Сталин и литература | страница 3
"Она поняла, — писал в 1969 году, незадолго до своей смерти Аркадий Белинков, — что сейчас решается судьба новой русской литературы и что она решает эту судьбу. И от того, насколько она умна и тонка, деликатна и осторожна, зависит, что же с нами со всеми будет, потому что это всё должно создать прецедент".
Здесь следует сказать еще об одной — стратегической стороне ее действий. Она всегда думала о судьбе автора, а не только о судьбе его вещи и значении ее публикации для журнала.
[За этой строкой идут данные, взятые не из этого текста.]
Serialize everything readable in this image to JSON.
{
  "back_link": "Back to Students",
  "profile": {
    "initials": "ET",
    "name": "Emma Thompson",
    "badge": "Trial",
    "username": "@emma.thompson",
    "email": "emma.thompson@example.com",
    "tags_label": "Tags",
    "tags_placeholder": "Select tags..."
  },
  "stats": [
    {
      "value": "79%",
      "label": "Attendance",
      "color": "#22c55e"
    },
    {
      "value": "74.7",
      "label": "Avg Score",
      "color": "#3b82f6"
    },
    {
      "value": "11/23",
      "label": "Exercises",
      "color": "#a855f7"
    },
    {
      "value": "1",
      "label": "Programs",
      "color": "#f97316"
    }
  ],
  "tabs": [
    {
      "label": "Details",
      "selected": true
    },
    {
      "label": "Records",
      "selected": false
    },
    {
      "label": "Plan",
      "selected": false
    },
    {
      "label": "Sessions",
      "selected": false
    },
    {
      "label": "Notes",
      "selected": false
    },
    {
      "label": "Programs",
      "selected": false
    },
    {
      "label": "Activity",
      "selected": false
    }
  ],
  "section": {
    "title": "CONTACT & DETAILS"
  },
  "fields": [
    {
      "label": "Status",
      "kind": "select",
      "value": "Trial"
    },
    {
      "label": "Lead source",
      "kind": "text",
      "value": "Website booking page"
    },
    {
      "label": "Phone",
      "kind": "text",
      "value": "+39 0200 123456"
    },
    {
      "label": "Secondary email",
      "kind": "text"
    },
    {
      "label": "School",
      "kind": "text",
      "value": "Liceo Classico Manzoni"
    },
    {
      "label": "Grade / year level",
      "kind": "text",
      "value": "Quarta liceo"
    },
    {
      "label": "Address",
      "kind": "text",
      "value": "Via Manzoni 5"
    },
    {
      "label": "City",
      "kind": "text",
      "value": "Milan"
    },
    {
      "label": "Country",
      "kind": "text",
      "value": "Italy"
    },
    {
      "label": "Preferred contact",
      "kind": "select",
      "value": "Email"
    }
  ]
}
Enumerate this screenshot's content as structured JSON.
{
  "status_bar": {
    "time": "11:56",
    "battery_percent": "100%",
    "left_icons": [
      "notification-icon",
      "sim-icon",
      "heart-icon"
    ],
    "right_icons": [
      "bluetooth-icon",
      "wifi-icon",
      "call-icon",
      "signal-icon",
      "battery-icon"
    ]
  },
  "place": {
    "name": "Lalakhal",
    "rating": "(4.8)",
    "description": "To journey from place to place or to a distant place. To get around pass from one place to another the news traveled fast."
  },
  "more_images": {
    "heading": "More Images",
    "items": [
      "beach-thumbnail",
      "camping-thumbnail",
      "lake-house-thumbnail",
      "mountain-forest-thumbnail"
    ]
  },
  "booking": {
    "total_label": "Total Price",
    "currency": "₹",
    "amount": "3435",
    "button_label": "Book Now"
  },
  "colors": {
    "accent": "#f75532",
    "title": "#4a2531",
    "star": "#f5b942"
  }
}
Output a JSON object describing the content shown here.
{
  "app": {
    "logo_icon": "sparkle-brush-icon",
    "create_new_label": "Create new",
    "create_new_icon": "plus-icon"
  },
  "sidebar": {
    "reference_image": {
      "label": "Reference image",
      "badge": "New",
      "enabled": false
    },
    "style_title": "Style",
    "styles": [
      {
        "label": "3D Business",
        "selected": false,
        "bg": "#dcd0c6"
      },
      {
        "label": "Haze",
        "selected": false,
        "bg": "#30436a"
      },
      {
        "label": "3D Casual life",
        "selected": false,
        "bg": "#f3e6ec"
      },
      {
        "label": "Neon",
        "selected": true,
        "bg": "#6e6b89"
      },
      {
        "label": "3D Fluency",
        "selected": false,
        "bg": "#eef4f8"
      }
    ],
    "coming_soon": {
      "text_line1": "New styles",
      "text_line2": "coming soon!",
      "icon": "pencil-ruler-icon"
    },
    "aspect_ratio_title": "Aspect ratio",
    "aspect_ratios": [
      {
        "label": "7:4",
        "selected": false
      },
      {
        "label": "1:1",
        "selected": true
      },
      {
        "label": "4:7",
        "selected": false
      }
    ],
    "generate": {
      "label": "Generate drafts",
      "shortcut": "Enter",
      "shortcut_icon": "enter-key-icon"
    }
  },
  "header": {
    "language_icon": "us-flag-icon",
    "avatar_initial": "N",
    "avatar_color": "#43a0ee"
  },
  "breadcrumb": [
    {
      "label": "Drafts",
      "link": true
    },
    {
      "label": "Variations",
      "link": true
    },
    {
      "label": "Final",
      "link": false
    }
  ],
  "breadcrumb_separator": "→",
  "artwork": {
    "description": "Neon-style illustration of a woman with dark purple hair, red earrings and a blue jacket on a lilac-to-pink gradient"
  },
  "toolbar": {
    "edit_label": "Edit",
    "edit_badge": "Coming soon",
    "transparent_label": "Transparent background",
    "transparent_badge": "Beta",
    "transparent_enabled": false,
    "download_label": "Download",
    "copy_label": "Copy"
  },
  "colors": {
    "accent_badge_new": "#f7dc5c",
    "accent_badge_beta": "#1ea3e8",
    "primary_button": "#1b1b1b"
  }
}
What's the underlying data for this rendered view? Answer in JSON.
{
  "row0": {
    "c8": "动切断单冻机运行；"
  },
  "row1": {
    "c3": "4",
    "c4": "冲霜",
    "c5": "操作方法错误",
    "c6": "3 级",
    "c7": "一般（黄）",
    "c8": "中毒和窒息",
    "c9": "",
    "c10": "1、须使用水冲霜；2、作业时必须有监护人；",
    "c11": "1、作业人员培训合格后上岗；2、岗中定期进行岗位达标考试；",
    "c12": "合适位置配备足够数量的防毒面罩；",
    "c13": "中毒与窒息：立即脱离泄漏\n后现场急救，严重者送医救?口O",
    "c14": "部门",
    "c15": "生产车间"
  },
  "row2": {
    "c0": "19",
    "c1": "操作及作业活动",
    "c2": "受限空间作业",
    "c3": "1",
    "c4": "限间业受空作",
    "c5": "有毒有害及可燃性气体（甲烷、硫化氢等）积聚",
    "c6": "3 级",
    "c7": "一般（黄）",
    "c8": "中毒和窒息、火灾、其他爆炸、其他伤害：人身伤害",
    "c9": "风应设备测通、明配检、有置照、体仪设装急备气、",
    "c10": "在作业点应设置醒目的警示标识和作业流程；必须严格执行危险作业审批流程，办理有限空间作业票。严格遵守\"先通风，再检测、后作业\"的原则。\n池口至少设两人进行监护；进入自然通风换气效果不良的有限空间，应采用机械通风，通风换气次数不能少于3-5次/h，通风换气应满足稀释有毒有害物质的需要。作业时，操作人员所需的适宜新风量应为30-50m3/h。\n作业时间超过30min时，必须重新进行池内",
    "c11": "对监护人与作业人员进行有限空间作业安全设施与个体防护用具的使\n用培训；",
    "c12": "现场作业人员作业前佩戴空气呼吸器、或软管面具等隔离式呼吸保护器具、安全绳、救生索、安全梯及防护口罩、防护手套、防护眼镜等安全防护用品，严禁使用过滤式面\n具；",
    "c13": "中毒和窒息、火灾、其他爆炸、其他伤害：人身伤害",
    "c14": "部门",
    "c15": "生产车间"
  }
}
Жизнь талантливого автора, его дальнейшая литературная судьба в ее собственной душевной жизни занимали главное место, не заслоняя горизонты, а необычайно расширяя и проясняя их. В своей большой работе "Прощание", посвященной Василию Гроссману, она напоминает, что "травля Пастернака по поводу Нобелевской премии началась с конца октября 1958 года и продолжалась весь 1959 год, а сам Пастернак умер в мае 1960 года, когда его имя, роман и похороны были в центре мирового внимания.
Именно в это время...на фоне этих громких событий Василий Семенович Гроссман отнес свой роман в журнал "Знамя".
И решили: "чтобы не повторилась"...
Так родилось на свет это дикое словосочетание — "изъятый роман”, особенно противоестественное и невыносимое для того, кто хорошо знает, что значит для писателя и вообще для всей жизни грохот наших типографских машин, выпускающих пахнущие свежей краской журналы живых, думающих и всегда страдающих за людей писателей. Именно живых... Это я знаю точно, из всего опыта собственной профессиональной жизни". Позже, когда спустя три года Гроссману удалили почку, "хирург назвал время, когда появилась опухоль. И буквально совпало оно, время: катастрофа с романом..."
Рукопись романа Гроссмана "Жизнь и судьба" была арестована в феврале 1 961 года. Продолжая сопоставление дат, напомним, что "Щ-854" ("Один день Ивана Денисовича") лег ей на стол в начале ноября этого же года.
Как в случае с Иваном Василенко, она, литературный новобранец, не испугалась великих теней "Илиады" и "Одиссеи", так в случае с Солженицыным она не испугалась мрачной тени ГУЛАГа, которая вздымалась за его рассказом, впервые запечатлевшим ГУЛАГ. Всё исчезало из поля ее зрения, кроме этих двух реалий: рассказа, который должен быть напечатан, а не "изъят", и автора, который не должен быть истреблен.
Фраза — "Рукописи не горят" — авторитета для нее не имела. И она настойчиво, неумолимо напоминала, что у Булгакова это слова Воланда, сатанинские слова, сатанинская точка зрения. То, что эта фраза быстро укоренилась в сознании общества, охотно была усвоена и циркулировала в нем, не встречая сопротивления, стало для нее дурным знаком.